Not even halfway through that first summer of local playground blogging, I was beginning to see that there was a whole lot more to this world of play than I had ever imagined. Those who love play love it a lot and I was quickly becoming an adult convert. It was wonderful to see people from many professional and societal backgrounds engaging in impassioned actions to promote the universal nature of play. There is a richness to discover everywhere that playing children are left to their own devices. This can be more pronounced in those spaces where adults have demonstrated empathy by taking the time, care and knowledge to create environments that lend themselves to adventure, exploration and the redefining of limits.
I wanted to learn about all those wonderful people who were designing great spaces for kids, who were encouraging communities to reconceptualize public play spaces. So in January 2010, I published my first PlayGroundology post on Tom Otterness’ Playground aka Manhattan’s Bronze Guy. I don’t really think there could have been a more apt beginning.
Five years, three hundred blog posts down the road, meet-ups with play people and good fun with my kids – it’s all a bit of an accidental dream come true. I have met fine people in Halifax, California, British Columbia, the Isle of Man, Scotland, England, Australia, New York City, Singapore and many other places. Without exception they have introduced me to new facets of the play dynamic.
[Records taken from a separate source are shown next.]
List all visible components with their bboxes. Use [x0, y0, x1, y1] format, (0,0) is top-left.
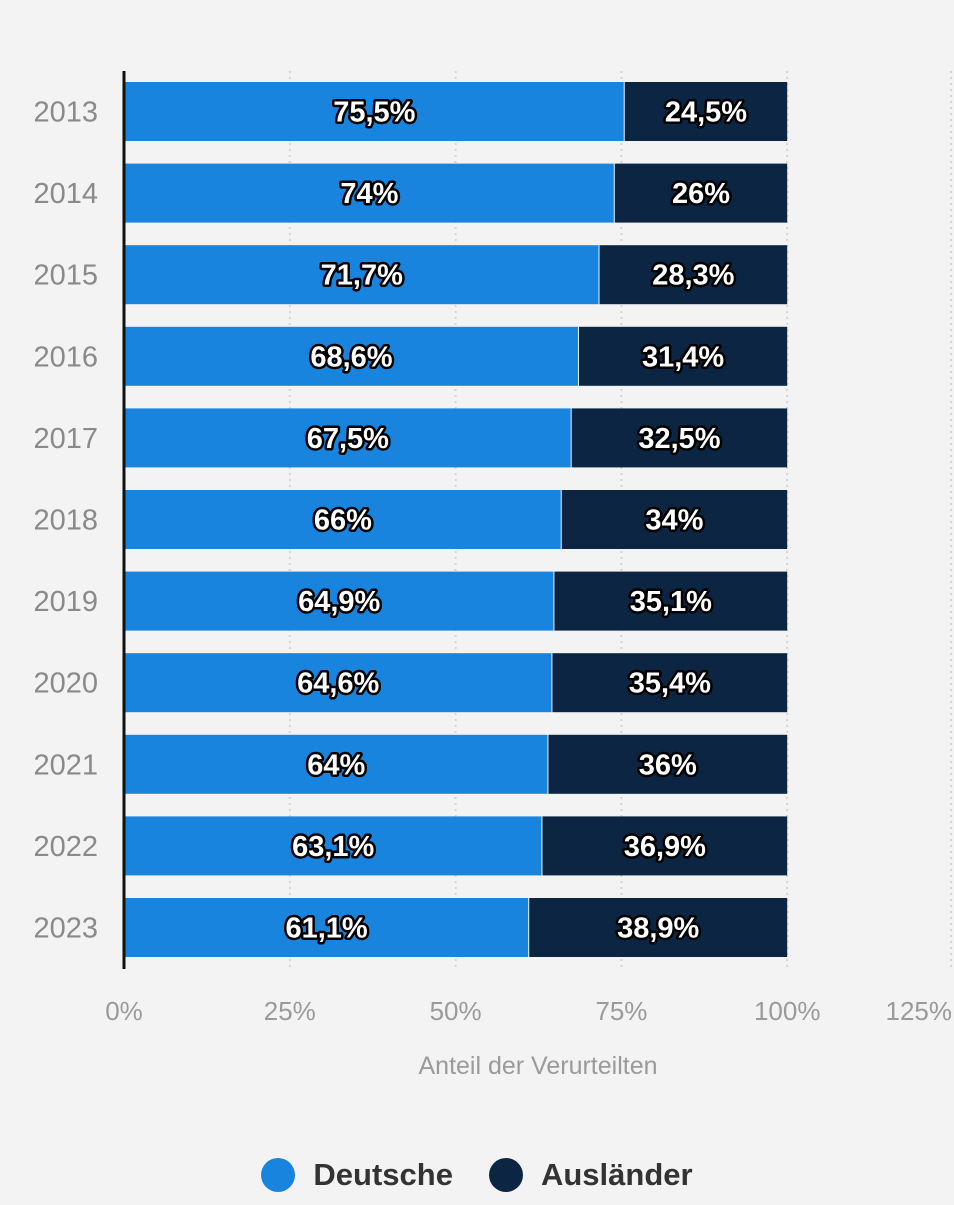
bars — [124, 82, 788, 957]
y-tick-label-2023: 2023 — [33, 913, 98, 945]
data-label-auslaender-2017: 32,5% — [638, 423, 720, 455]
legend-dot-deutsche — [261, 1158, 296, 1192]
data-label-auslaender-2020: 35,4% — [629, 668, 711, 700]
bar-deutsche-2021[interactable] — [124, 734, 548, 794]
bar-deutsche-2013[interactable] — [124, 82, 624, 141]
data-label-auslaender-2018: 34% — [645, 505, 703, 537]
data-label-auslaender-2013: 24,5% — [665, 97, 747, 129]
legend-label-auslaender: Ausländer — [540, 1157, 693, 1192]
bar-auslaender-2017[interactable] — [571, 408, 788, 468]
legend-item-deutsche[interactable]: Deutsche — [261, 1157, 453, 1193]
legend: Deutsche Ausländer — [0, 1148, 954, 1202]
data-label-deutsche-2018: 66% — [314, 505, 372, 537]
bar-deutsche-2015[interactable] — [124, 245, 599, 305]
bar-auslaender-2014[interactable] — [614, 163, 788, 223]
x-tick-label-125: 125% — [886, 996, 953, 1026]
data-label-auslaender-2016: 31,4% — [642, 341, 724, 373]
bar-deutsche-2022[interactable] — [124, 816, 542, 876]
x-axis-title: Anteil der Verurteilten — [418, 1052, 657, 1080]
data-label-deutsche-2015: 71,7% — [321, 260, 403, 292]
data-label-auslaender-2014: 26% — [672, 178, 730, 210]
data-label-deutsche-2014: 74% — [340, 178, 398, 210]
bar-auslaender-2016[interactable] — [578, 326, 788, 386]
data-label-deutsche-2021: 64% — [307, 749, 365, 781]
y-tick-label-2019: 2019 — [33, 586, 98, 618]
x-tick-label-25: 25% — [264, 996, 316, 1026]
axes: 2013 2014 2015 2016 2017 2018 2019 2020 2021 2022… — [33, 71, 952, 1080]
data-label-auslaender-2015: 28,3% — [652, 260, 734, 292]
y-tick-label-2015: 2015 — [33, 260, 98, 292]
bar-deutsche-2023[interactable] — [124, 898, 529, 957]
bar-auslaender-2022[interactable] — [542, 816, 788, 876]
y-tick-label-2018: 2018 — [33, 505, 98, 537]
legend-item-auslaender[interactable]: Ausländer — [488, 1157, 693, 1193]
bar-labels: 75,5% 24,5% 74% 26% 71,7% 28,3% 68,6% 31,4% 67,5… — [283, 94, 750, 947]
y-tick-label-2020: 2020 — [33, 668, 98, 700]
bar-auslaender-2023[interactable] — [529, 898, 788, 957]
bar-deutsche-2018[interactable] — [124, 490, 561, 549]
bar-auslaender-2013[interactable] — [624, 82, 788, 141]
y-tick-label-2017: 2017 — [33, 423, 98, 455]
data-label-auslaender-2019: 35,1% — [630, 586, 712, 618]
bar-auslaender-2019[interactable] — [554, 571, 788, 631]
bar-deutsche-2016[interactable] — [124, 326, 578, 386]
bar-auslaender-2018[interactable] — [561, 490, 788, 549]
bar-deutsche-2020[interactable] — [124, 653, 552, 713]
x-tick-label-75: 75% — [595, 996, 647, 1026]
bar-auslaender-2021[interactable] — [548, 734, 788, 794]
data-label-deutsche-2013: 75,5% — [333, 97, 415, 129]
data-label-deutsche-2016: 68,6% — [310, 341, 392, 373]
x-tick-label-50: 50% — [430, 996, 482, 1026]
bar-auslaender-2020[interactable] — [552, 653, 788, 713]
bar-auslaender-2015[interactable] — [599, 245, 788, 305]
y-tick-label-2022: 2022 — [33, 831, 98, 863]
x-tick-label-0: 0% — [105, 996, 143, 1026]
data-label-auslaender-2021: 36% — [639, 749, 697, 781]
y-tick-label-2014: 2014 — [33, 178, 98, 210]
x-tick-label-100: 100% — [754, 996, 821, 1026]
legend-dot-auslaender — [488, 1158, 523, 1192]
y-tick-label-2016: 2016 — [33, 341, 98, 373]
y-tick-label-2021: 2021 — [33, 749, 98, 781]
legend-label-deutsche: Deutsche — [313, 1157, 453, 1192]
data-label-auslaender-2022: 36,9% — [624, 831, 706, 863]
data-label-deutsche-2017: 67,5% — [307, 423, 389, 455]
y-tick-label-2013: 2013 — [33, 97, 98, 129]
data-label-deutsche-2023: 61,1% — [285, 913, 367, 945]
bar-deutsche-2017[interactable] — [124, 408, 571, 468]
bar-deutsche-2019[interactable] — [124, 571, 554, 631]
data-label-auslaender-2023: 38,9% — [617, 913, 699, 945]
data-label-deutsche-2019: 64,9% — [298, 586, 380, 618]
data-label-deutsche-2020: 64,6% — [297, 668, 379, 700]
data-label-deutsche-2022: 63,1% — [292, 831, 374, 863]
bar-deutsche-2014[interactable] — [124, 163, 614, 223]
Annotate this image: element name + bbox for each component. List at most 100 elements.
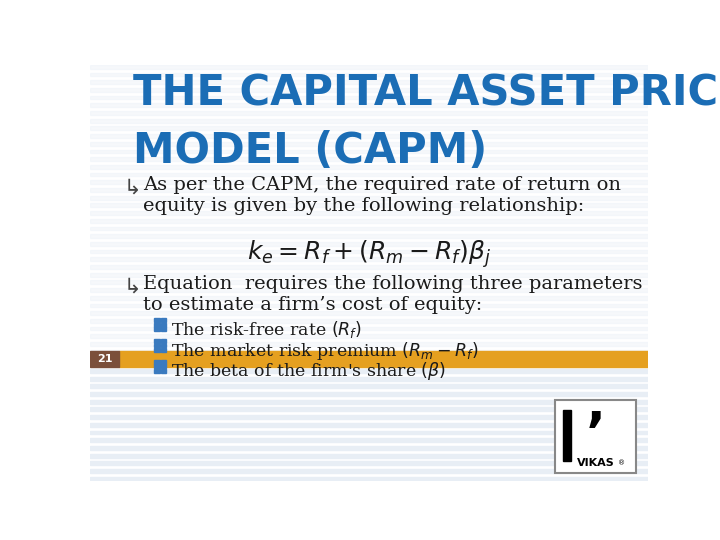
Bar bbox=[90, 200, 648, 204]
Bar bbox=[90, 168, 648, 173]
Bar bbox=[90, 65, 648, 69]
Bar bbox=[90, 265, 648, 269]
Bar bbox=[90, 296, 648, 300]
Bar bbox=[90, 103, 648, 107]
Bar bbox=[90, 303, 648, 307]
Bar bbox=[90, 300, 648, 303]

These fellow play enthusiasts have also inspired me to go beyond the digital page and help create some play moments in my community. Watching kids play, making it up, creating their space triggered some very powerful emotions. It was joyful to see and hear, exhilarating to have helped make it happen.
More on loose parts play.
I have come to the conclusion that I’m in this for the long haul. I hope some of you will join me on occasion, drop in for a story about play. Many thanks to readers for their comments and suggestions. I am always open to guest bloggers, writers and photographers.
Before discovering this play vocation, I tried my hand at a number of things – an accidental farm labourer, glass factory box maker, a canada world youther, bilingual dishwasher, historic log church site refurbisher, demolition labourer, steward for the captain of an icebreaker, street theatre player, peace movement youth exchange coordinator, daycare and elementary school teacher, film festival publicist, unilingual dishwasher, proofreader, freelance broadcaster and writer, church and house painter, paper boy, tree planter, untested and unrequited poet, insulation installer, arts and culture administrator, weather data for broadcast seeker, technical translator, mopper of decks and cleaner of heads, built heritage researcher, conference centre cleaning and cooking staffer, national association communications director, federal and provincial public servant, night watchman in a small town park/playground.